Military analysts estimate the strikes delayed Iran's nuclear program by 2-5 years — significant but far from permanent elimination. Iran's technical and scientific knowledge remains intact, and the country possesses dispersed enriched uranium resources that may not have been hit.
Global Economic Impact: The 2026 Oil Shock
The Strait of Hormuz crisis triggered the third major oil shock in history, after 1973 and 1979. Brent crude surged to $142 per barrel at the crisis peak before partially retreating as the US Strategic Petroleum Reserve and emergency OPEC+ agreements kicked in. Global stock indices fell 8-15% in the first two weeks, with the S&P 500 losing over $3 trillion in market value. Supply chain costs for Asian importers increased 40-80%.
Future Scenarios for Coming Months
Scenario 1: Negotiated De-escalation
Chinese mediation leads to indirect negotiations through Oman or Qatar. An informal ceasefire is established, with Iran agreeing to resume IAEA inspections in exchange for partial sanctions relief.

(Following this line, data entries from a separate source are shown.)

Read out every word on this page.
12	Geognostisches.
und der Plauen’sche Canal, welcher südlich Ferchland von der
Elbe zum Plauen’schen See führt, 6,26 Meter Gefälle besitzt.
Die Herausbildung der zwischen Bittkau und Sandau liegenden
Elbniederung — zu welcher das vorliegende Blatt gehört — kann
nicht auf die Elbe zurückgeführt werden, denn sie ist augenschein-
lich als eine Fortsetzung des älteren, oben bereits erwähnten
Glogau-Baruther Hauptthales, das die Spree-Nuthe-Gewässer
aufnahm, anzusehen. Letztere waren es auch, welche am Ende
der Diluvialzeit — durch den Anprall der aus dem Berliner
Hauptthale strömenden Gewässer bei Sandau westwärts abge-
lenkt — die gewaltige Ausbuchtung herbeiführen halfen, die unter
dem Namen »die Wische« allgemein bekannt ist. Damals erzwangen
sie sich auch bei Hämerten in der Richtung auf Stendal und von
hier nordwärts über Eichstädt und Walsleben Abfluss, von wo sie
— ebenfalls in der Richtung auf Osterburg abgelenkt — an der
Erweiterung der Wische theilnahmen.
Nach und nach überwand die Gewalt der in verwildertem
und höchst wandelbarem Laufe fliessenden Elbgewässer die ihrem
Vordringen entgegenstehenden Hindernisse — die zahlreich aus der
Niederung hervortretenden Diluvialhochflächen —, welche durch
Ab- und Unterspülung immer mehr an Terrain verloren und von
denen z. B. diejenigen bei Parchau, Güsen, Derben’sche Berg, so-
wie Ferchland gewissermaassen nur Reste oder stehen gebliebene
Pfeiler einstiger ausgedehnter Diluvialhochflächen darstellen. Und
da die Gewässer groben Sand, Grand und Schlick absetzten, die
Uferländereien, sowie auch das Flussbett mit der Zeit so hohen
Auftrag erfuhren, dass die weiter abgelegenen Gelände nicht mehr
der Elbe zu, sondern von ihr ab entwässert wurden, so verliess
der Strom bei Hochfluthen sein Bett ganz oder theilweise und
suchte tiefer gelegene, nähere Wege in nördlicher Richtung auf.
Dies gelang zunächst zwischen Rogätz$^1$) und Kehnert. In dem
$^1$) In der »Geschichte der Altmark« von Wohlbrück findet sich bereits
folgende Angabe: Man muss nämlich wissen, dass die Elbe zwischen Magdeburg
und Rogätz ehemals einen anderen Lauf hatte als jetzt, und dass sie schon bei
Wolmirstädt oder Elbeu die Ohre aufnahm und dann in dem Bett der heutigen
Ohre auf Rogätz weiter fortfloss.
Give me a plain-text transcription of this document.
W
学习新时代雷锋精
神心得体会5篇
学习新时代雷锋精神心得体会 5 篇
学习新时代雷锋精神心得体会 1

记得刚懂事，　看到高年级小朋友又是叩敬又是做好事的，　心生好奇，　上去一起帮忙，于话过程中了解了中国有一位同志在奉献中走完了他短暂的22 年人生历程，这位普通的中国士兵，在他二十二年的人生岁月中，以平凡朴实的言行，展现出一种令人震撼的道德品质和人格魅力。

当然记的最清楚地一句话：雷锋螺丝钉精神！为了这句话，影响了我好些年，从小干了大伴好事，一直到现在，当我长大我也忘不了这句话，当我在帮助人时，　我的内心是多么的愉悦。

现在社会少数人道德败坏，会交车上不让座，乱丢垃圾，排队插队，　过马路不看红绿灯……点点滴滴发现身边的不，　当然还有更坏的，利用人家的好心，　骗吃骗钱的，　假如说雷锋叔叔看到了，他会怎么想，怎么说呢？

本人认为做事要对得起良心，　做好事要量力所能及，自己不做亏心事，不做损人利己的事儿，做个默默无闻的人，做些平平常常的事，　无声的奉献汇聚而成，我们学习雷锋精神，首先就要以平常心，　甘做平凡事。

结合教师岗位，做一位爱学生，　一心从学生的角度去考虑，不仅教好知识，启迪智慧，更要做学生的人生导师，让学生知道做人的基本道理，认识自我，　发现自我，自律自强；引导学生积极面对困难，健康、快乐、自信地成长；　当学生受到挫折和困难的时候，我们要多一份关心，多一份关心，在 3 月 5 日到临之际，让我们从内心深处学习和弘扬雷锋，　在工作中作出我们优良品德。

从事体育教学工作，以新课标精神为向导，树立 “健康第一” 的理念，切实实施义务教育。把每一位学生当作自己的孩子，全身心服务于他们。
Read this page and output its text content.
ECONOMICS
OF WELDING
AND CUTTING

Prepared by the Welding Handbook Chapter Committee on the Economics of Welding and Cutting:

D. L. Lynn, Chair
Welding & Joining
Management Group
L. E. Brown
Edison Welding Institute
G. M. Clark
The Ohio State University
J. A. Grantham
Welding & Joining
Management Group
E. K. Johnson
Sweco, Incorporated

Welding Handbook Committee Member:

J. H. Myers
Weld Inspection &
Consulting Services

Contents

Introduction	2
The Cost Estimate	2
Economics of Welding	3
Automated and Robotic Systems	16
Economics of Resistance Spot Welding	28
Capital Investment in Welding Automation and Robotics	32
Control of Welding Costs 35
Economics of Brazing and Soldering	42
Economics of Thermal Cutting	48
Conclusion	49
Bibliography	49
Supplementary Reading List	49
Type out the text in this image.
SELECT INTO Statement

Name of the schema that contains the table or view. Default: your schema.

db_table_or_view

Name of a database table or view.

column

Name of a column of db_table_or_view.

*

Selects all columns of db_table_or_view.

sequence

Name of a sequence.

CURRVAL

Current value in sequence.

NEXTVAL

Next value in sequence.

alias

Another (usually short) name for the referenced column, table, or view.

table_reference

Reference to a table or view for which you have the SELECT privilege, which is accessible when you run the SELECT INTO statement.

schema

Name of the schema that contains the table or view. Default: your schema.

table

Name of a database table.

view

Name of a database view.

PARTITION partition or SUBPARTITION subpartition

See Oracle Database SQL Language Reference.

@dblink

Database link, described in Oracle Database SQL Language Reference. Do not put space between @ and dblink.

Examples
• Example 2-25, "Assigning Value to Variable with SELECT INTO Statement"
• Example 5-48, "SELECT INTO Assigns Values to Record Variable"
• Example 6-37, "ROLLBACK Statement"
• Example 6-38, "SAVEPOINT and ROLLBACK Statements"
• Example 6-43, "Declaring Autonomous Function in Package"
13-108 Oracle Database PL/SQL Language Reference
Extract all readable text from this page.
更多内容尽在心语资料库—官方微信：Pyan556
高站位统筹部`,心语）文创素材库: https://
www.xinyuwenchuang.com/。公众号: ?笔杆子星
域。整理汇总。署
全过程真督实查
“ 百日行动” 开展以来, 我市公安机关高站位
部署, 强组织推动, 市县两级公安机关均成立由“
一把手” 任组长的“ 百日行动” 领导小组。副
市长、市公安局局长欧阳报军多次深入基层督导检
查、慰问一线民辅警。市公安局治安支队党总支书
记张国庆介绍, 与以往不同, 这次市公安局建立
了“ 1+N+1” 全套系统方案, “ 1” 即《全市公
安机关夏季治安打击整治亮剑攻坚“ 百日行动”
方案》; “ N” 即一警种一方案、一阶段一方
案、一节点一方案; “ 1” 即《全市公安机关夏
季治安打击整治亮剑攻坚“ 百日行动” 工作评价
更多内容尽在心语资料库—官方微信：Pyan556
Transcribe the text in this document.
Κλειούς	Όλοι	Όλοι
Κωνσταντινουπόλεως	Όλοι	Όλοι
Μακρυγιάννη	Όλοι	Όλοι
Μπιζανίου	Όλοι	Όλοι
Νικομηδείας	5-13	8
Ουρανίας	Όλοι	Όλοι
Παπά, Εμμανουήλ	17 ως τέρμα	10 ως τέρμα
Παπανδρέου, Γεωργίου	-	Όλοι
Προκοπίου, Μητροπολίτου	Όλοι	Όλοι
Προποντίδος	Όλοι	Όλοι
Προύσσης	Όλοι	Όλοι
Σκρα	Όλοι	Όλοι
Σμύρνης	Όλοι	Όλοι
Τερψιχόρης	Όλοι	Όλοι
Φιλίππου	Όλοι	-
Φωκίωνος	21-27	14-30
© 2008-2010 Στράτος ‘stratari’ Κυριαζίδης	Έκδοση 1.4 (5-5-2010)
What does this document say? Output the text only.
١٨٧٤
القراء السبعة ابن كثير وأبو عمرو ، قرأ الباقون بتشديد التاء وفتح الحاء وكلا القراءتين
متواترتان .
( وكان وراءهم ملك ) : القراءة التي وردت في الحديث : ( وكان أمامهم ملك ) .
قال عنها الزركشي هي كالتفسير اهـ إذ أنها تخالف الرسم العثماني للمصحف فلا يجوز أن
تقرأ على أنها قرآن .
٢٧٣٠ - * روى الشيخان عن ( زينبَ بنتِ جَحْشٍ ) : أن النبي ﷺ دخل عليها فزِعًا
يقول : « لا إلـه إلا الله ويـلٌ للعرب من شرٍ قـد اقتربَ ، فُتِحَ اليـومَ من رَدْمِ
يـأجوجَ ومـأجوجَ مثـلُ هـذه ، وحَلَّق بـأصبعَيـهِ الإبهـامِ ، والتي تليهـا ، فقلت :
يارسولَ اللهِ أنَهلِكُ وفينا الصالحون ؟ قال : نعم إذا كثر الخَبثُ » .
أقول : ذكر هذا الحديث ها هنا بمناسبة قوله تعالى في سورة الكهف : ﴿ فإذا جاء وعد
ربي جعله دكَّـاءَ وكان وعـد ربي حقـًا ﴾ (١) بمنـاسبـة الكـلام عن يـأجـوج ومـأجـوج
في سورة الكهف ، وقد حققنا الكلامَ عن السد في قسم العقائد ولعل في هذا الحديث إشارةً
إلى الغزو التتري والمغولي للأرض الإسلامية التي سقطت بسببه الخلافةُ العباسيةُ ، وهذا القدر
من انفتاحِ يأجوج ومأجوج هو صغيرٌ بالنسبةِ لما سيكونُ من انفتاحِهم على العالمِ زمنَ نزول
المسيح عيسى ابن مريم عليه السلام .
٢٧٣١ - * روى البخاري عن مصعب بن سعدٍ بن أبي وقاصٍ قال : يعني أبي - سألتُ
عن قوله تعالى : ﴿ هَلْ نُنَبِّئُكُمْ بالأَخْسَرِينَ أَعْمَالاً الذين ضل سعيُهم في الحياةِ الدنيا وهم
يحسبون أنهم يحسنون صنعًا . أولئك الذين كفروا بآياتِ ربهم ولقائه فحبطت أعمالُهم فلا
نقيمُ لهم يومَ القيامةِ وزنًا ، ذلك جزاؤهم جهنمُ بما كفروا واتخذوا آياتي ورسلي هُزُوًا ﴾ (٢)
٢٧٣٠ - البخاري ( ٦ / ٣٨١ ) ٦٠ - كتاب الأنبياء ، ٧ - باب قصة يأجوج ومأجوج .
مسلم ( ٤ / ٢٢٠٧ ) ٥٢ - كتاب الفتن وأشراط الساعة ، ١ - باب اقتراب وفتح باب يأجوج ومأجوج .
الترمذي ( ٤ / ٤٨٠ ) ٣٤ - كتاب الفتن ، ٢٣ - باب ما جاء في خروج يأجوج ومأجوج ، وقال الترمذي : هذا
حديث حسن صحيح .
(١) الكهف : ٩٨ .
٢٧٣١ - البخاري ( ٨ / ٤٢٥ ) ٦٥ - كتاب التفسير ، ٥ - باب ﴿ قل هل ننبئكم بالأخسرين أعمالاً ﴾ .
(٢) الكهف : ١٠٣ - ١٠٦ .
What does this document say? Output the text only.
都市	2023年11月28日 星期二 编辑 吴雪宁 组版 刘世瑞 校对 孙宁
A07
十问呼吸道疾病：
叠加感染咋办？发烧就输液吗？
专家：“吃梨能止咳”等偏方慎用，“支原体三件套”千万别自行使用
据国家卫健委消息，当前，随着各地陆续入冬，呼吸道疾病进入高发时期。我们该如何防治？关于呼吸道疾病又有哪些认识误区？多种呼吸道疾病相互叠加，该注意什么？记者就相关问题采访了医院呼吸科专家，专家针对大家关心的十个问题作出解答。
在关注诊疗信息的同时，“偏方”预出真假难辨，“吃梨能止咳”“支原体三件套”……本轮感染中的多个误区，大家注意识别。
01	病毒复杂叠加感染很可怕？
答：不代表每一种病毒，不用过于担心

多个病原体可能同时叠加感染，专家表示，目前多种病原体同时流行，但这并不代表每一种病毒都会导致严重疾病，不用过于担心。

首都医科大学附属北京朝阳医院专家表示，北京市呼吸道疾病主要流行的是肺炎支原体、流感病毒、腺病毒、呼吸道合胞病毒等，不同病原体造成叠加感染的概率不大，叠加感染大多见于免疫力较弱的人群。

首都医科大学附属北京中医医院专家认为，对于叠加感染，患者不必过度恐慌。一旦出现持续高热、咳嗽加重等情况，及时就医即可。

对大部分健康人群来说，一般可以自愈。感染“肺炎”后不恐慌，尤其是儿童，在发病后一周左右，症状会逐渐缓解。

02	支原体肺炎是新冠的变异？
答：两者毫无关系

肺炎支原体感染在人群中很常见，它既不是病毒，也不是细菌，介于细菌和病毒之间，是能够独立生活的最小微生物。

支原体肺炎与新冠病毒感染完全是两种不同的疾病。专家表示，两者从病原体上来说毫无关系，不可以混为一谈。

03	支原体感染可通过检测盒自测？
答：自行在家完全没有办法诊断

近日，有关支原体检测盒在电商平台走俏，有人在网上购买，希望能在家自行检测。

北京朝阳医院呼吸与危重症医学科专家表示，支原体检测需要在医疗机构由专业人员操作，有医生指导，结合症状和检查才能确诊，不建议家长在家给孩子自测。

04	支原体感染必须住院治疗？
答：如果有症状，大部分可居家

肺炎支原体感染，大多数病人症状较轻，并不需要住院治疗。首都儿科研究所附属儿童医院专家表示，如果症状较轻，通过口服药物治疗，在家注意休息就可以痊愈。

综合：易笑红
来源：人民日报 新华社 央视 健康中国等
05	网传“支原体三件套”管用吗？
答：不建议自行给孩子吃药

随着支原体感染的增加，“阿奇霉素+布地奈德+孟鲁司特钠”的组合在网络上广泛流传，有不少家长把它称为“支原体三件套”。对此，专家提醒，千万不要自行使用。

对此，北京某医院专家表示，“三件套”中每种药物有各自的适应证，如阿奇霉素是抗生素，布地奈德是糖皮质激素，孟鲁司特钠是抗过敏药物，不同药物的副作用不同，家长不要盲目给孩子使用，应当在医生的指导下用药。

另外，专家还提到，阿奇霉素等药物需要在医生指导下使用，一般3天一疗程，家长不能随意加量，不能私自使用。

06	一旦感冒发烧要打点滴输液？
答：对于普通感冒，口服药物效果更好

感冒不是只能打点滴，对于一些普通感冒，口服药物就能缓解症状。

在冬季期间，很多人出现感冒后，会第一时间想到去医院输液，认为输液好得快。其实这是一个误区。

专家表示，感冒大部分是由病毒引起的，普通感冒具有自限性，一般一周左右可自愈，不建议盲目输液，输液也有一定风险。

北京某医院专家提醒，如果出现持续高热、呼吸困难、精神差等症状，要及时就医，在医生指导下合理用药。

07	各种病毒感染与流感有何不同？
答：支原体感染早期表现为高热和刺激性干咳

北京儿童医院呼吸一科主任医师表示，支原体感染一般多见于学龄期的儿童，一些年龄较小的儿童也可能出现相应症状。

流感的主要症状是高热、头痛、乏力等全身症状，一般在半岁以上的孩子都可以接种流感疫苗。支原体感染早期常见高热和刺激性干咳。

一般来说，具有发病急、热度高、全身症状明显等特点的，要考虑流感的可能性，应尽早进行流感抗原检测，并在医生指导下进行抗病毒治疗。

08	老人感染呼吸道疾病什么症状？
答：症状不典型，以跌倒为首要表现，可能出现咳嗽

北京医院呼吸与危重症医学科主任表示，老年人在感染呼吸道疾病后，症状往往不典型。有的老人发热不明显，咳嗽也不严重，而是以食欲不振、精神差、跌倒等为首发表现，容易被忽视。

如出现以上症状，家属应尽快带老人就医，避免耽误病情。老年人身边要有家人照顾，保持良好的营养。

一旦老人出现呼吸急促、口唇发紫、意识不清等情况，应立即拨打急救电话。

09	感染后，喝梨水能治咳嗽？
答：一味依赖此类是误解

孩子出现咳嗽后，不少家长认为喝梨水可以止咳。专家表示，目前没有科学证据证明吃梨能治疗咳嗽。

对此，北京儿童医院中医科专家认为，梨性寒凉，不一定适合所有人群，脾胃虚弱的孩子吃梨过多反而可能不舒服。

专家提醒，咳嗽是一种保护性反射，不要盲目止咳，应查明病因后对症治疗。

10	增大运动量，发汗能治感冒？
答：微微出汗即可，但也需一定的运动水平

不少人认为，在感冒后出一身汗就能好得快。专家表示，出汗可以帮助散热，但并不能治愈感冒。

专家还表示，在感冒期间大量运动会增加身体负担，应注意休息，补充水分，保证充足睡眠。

Scenario 2: Prolonged Attrition
The conflict transforms into a prolonged low-intensity war with continuous cyber attacks, naval confrontations, and intermittent proxy activation. Oil stabilizes at $100-120/barrel.
Scenario 3: Regional Escalation
The conflict expands to directly involve Israel (Iranian ballistic missile attacks), Hezbollah (war in Lebanon), and Iraqi militias. The region enters a multi-front conflict lasting months.
Conclusion: The Most Dangerous Moment Since the Cold War
Operation Epic Fury represents far more than a military campaign against Iran's nuclear program. It is an inflection point in the post-Cold War international order — the moment when accumulated tensions between global, regional, and non-state powers converged in a conflict that tested the limits of the international system. The consequences will be felt for decades.